Treasury Secretary Tim Geithner– having succeeded in forcing Paul Volker to the sidelines of Obama's ‘team of rivals’ and empowering himself and Larry Summers as the go-to guys on finance – has been touting a reform of regulatory Institutions – SEC, FDIC, OCC and CFTC.
This is part of his claimed plan to heighten regulation by "streamlining" the regulatory agencies under the control of a super-agency. The plan might have merit - so long as the regulation is not diluted. And that is where the biggest concern over Geithner and Summers continues to lie.
A look at an uninspiring history, and some new troubling signs over the fold
De-Fanging the CFTC
As many readers of kos already know, Obama's choice of those who opposed former CFTC chair Brooksley Borne is troubling.

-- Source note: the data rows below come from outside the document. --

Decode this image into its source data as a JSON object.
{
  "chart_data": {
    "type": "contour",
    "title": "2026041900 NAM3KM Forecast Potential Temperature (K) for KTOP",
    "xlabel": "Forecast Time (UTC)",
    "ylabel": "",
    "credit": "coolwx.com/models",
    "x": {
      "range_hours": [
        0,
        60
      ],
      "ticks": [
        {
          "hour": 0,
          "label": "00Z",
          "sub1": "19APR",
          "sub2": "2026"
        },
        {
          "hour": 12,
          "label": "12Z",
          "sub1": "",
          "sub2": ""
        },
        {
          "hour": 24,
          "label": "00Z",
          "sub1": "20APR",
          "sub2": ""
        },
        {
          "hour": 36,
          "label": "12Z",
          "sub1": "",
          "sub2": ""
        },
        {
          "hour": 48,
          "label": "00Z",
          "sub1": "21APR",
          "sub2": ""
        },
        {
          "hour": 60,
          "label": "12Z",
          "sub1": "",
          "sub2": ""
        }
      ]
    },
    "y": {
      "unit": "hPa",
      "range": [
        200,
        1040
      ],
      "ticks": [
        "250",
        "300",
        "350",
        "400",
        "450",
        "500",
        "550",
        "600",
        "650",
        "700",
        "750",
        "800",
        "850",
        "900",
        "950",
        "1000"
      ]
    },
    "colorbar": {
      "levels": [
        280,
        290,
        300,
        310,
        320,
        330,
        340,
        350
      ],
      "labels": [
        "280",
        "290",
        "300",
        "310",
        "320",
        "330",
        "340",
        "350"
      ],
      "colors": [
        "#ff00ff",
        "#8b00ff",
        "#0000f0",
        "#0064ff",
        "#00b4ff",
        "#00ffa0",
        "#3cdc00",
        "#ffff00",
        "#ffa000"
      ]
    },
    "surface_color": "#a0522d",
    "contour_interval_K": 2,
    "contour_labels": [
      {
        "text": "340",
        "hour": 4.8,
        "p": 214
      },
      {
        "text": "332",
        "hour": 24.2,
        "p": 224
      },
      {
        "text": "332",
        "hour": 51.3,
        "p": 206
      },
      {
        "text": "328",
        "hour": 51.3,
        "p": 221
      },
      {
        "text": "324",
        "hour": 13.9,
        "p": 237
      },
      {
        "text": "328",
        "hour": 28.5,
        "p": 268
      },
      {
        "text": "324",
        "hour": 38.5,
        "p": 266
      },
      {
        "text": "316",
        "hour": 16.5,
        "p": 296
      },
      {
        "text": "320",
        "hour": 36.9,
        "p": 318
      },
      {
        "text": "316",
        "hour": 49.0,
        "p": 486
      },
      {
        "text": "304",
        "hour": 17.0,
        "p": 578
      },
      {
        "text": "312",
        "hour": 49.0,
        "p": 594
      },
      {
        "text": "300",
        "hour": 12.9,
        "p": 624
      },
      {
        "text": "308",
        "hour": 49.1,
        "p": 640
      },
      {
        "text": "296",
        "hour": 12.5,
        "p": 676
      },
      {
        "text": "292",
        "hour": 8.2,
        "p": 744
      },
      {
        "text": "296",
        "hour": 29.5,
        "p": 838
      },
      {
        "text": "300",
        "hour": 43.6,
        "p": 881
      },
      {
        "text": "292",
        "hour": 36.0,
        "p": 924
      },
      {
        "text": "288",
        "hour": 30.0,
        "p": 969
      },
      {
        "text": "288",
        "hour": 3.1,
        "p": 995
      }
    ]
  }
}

Writing on the 'Profiles in Courage' Kennedy Awards recently given to Sheila Bair and Brooksley Borne, Investment Daily News reminded readers that
The head of the FDIC and former chief of the CFTC tried to avert and then reverse the economic crisis
Geithner colleague Larry Summers – who with other Clinton-era de-regulation proponents, our deservedly maligned former Fed Chairman, ad a deregulation obsessed Republican Congress – all conspired to strip Brooksley Borne of her power in trying to regulate credit default swaps at Commodities Cutures exchange {CFTC).
Even tho he talks the talkabout mergers, Geithner is not particularly strong in working against big agri business – who like the status quo just fine. The word from Bloomberh is that Geithner May Abandon SEC-CFTC Merger Resisted by [mostly Republican] U.S. Lawmakers
But where Geithner does remain strong is - his opposition to any forceful regulation and prudent review of banks by Shelia Bair at the FDIC
In the last few days, the Geithner-Summers duo has signaled capitulation to Vikram Pandit's opposition to a prudent and thorough review by the FDIC of a new stock swap.
Several Business newsgroups are headlining this in the same was as this:
Citigroup May Go Ahead With Stock Swap, Giving Bair The Stiff Arm
One research analyst at New York’s Graham Fisher & Co.
is cited in a Bloomberg article is crediting Sheila Bair as
"the only prudential regulator in Washington who has any understanding of the need to force the disgorgement of troubled assets from troubled institutions. And you cannot have a healthy banking institution without doing that."
Well, I say to myself, maybe Geithner knows more about this than Bair does
Then I read the newest acknowledgment of economists about the jobs numbers on which Geithner based his "Stress Test" for bank solvency - apparently our current unemployment figures are already higher than the hypothetical rate that Geitner used to calculate the health of banks and other financial institutions in so-called "stress tests" earlier this year.
Here's an articleon the jobs figures
Cause for concern? Yes, in my book. Gotta go to work so may not be doing much posting in comments, but hoped for some brilliant econ and math minds to contribute to the conversation here, as I amt worried about these new signs that Geithner is not at the top of this game.